Africa for the Africans?’: Mapmaking, Lagos, and the Colonial Archive in History in Africa 47, no. 1 (2020): (pp. 275–296).
In early colonial Lagos, struggles over race, place and identity were played out over ownership of land, and ended with the displacement of sections of the indigenous population. “Africa for the Africans” combines texts and maps to narrate the history of 1860s Lagos. This article demonstrates how, with Geographic Information Systems (GIS), European colonial maps can be used to analyze the significance of changing urban spatial relationships in 1860s Lagos. Though much of this analysis employs GIS, it also leans heavily on other tools for making timelines, story maps and vector diagrams. This process of creating digital representations of the past also has pedagogical applications, as these methods can be extended to the classroom for undergraduates learning about African history.
Mapping old Lagos: digital histories and maps about the past
As digital projects continue to grow in popularity, traditional concerns around evidence and argumentation linger. Some of these concerns are very old, such as the consequences of using European sources to write the history of West Africa. In response to this, some scholars have turned to digital platforms to expand the range, analysis, and design of their historical research. New Maps of Old Lagos, for instance, is a web-based collection of cartographic narratives focusing on the history of Lagos. It demonstrates how, with ArcGIS and other mapping tools, European colonial maps can be used in combination with indigenous knowledge as sources to reconstruct local urban spatial patterns in old Lagos. In the eighteenth and nineteenth century, Yoruba-speaking peoples settled and built towns and cities on West Africa’s Bight of Benin. However, very little evidence of the history of cities like Lagos exists outside of oral traditions passed down through generations, and beneath the uneven settlement of the British colonial city that was built on top of and around it. New Maps deploys archival evidence and urban fieldwork to begin the process of plotting the old city by finding its boundaries, its physical features, and plotting meaningful sites and scenes around Lagos Island.

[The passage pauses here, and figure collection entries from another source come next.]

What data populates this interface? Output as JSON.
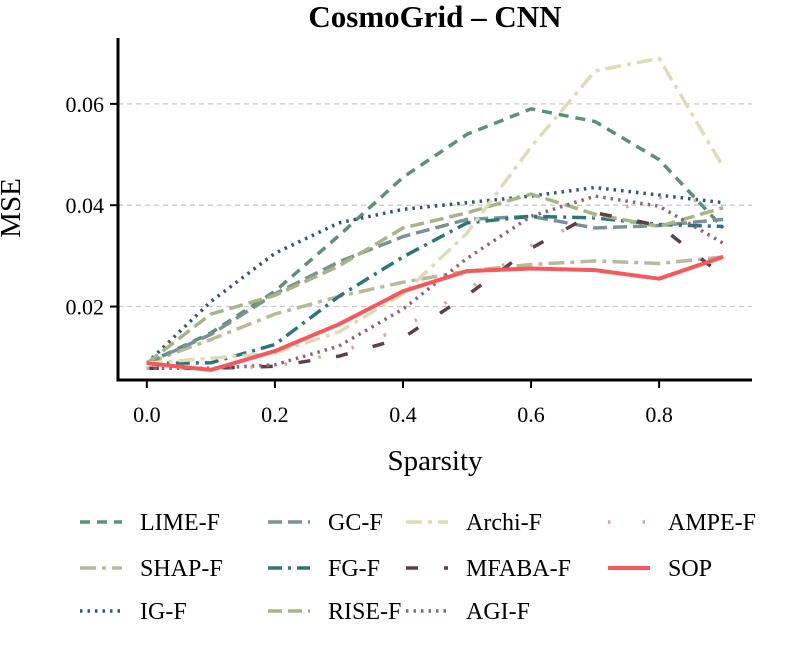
{
  "chart_data": {
    "type": "line",
    "title": "CosmoGrid – CNN",
    "xlabel": "Sparsity",
    "ylabel": "MSE",
    "xlim": [
      -0.045,
      0.945
    ],
    "ylim": [
      0.0055,
      0.073
    ],
    "xticks": [
      0.0,
      0.2,
      0.4,
      0.6,
      0.8
    ],
    "xtick_labels": [
      "0.0",
      "0.2",
      "0.4",
      "0.6",
      "0.8"
    ],
    "yticks": [
      0.02,
      0.04,
      0.06
    ],
    "ytick_labels": [
      "0.02",
      "0.04",
      "0.06"
    ],
    "grid": "horizontal dashed",
    "legend_position": "below",
    "x": [
      0.0,
      0.1,
      0.2,
      0.3,
      0.4,
      0.5,
      0.6,
      0.7,
      0.8,
      0.9
    ],
    "series": [
      {
        "name": "LIME-F",
        "color": "#5b9178",
        "dash": "10,7",
        "width": 3.5,
        "values": [
          0.0088,
          0.0148,
          0.023,
          0.034,
          0.0455,
          0.054,
          0.059,
          0.0565,
          0.049,
          0.0355
        ]
      },
      {
        "name": "SHAP-F",
        "color": "#b9b99c",
        "dash": "16,6,4,6",
        "width": 3.5,
        "values": [
          0.0088,
          0.0135,
          0.0185,
          0.022,
          0.0248,
          0.027,
          0.0283,
          0.029,
          0.0285,
          0.0298
        ]
      },
      {
        "name": "IG-F",
        "color": "#2f5672",
        "dash": "2.5,5",
        "width": 3.5,
        "values": [
          0.0088,
          0.021,
          0.0305,
          0.0365,
          0.0392,
          0.0405,
          0.0418,
          0.0435,
          0.042,
          0.0405
        ]
      },
      {
        "name": "GC-F",
        "color": "#7c9292",
        "dash": "14,6",
        "width": 3.5,
        "values": [
          0.0088,
          0.0145,
          0.0225,
          0.0288,
          0.0338,
          0.0372,
          0.0378,
          0.0355,
          0.036,
          0.0372
        ]
      },
      {
        "name": "FG-F",
        "color": "#2f7478",
        "dash": "14,6,3,6",
        "width": 3.5,
        "values": [
          0.0088,
          0.0089,
          0.0125,
          0.022,
          0.0298,
          0.0365,
          0.0378,
          0.0375,
          0.0362,
          0.0358
        ]
      },
      {
        "name": "RISE-F",
        "color": "#a6b585",
        "dash": "14,6",
        "width": 3.5,
        "values": [
          0.0088,
          0.0185,
          0.0222,
          0.028,
          0.0355,
          0.0385,
          0.0422,
          0.0382,
          0.0358,
          0.0395
        ]
      },
      {
        "name": "Archi-F",
        "color": "#dcdcb6",
        "dash": "16,6,4,6",
        "width": 3.5,
        "values": [
          0.0088,
          0.0098,
          0.0108,
          0.015,
          0.0225,
          0.0345,
          0.0515,
          0.0665,
          0.069,
          0.0475
        ]
      },
      {
        "name": "MFABA-F",
        "color": "#5e3f4c",
        "dash": "12,26",
        "width": 3.5,
        "values": [
          0.0078,
          0.0078,
          0.0082,
          0.0102,
          0.0138,
          0.0222,
          0.0315,
          0.0385,
          0.036,
          0.026
        ]
      },
      {
        "name": "AGI-F",
        "color": "#8d6672",
        "dash": "2.5,5",
        "width": 3.5,
        "values": [
          0.0078,
          0.0078,
          0.0085,
          0.0122,
          0.0195,
          0.0295,
          0.0378,
          0.0418,
          0.0398,
          0.0325
        ]
      },
      {
        "name": "AMPE-F",
        "color": "#d8a49b",
        "dash": "2.5,32",
        "width": 3.5,
        "values": [
          0.0078,
          0.0078,
          0.0082,
          0.0108,
          0.0158,
          0.0232,
          0.032,
          0.038,
          0.0415,
          0.0405
        ]
      },
      {
        "name": "SOP",
        "color": "#f4595b",
        "dash": "",
        "width": 4,
        "values": [
          0.0088,
          0.0075,
          0.0112,
          0.0165,
          0.023,
          0.027,
          0.0275,
          0.0272,
          0.0255,
          0.0298
        ]
      }
    ]
  }
}
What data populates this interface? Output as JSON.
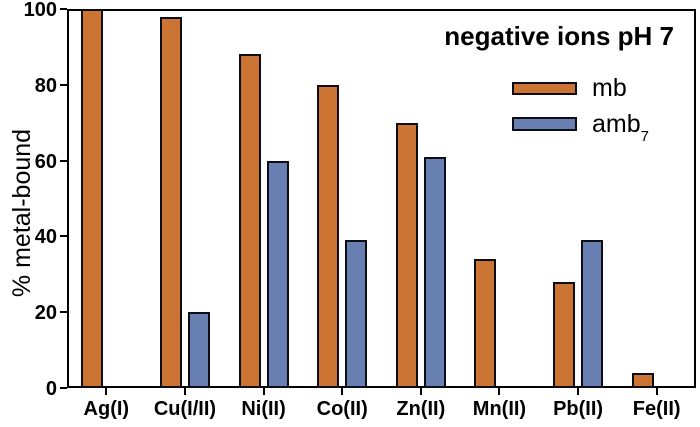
{
  "chart_data": {
    "type": "bar",
    "title": "negative ions pH 7",
    "xlabel": "",
    "ylabel": "% metal-bound",
    "categories": [
      "Ag(I)",
      "Cu(I/II)",
      "Ni(II)",
      "Co(II)",
      "Zn(II)",
      "Mn(II)",
      "Pb(II)",
      "Fe(II)"
    ],
    "series": [
      {
        "name": "mb",
        "color": "#CC7433",
        "values": [
          100,
          98,
          88,
          80,
          70,
          34,
          28,
          4
        ]
      },
      {
        "name": "amb7",
        "color": "#6880B2",
        "values": [
          null,
          20,
          60,
          39,
          61,
          null,
          39,
          null
        ]
      }
    ],
    "ylim": [
      0,
      100
    ],
    "yticks": [
      0,
      20,
      40,
      60,
      80,
      100
    ],
    "grid": false,
    "legend_position": "upper-right",
    "bar_border_color": "#0d0d17",
    "frame_color": "#000000"
  },
  "legend": {
    "items": [
      {
        "label": "mb",
        "subscript": "",
        "color": "#CC7433"
      },
      {
        "label": "amb",
        "subscript": "7",
        "color": "#6880B2"
      }
    ]
  }
}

Troubled waters: rewriting environmental histories of Lagos, 1882–1921
The filling of the lagoons and creeks that framed the city and island of Lagos changed the relationship between people, power, land and the water at the turn of the nineteenth century. As elites in the city negotiated power with British colonial administrators, ordinary Lagosians pushed back against the measures that threatened to displace them and rewrite cultural space through the demands and logics of ‘slum clearance’ and anti-malarial campaigns. This article examines how these struggles over water, land and urban space were the catalysts for cultural change.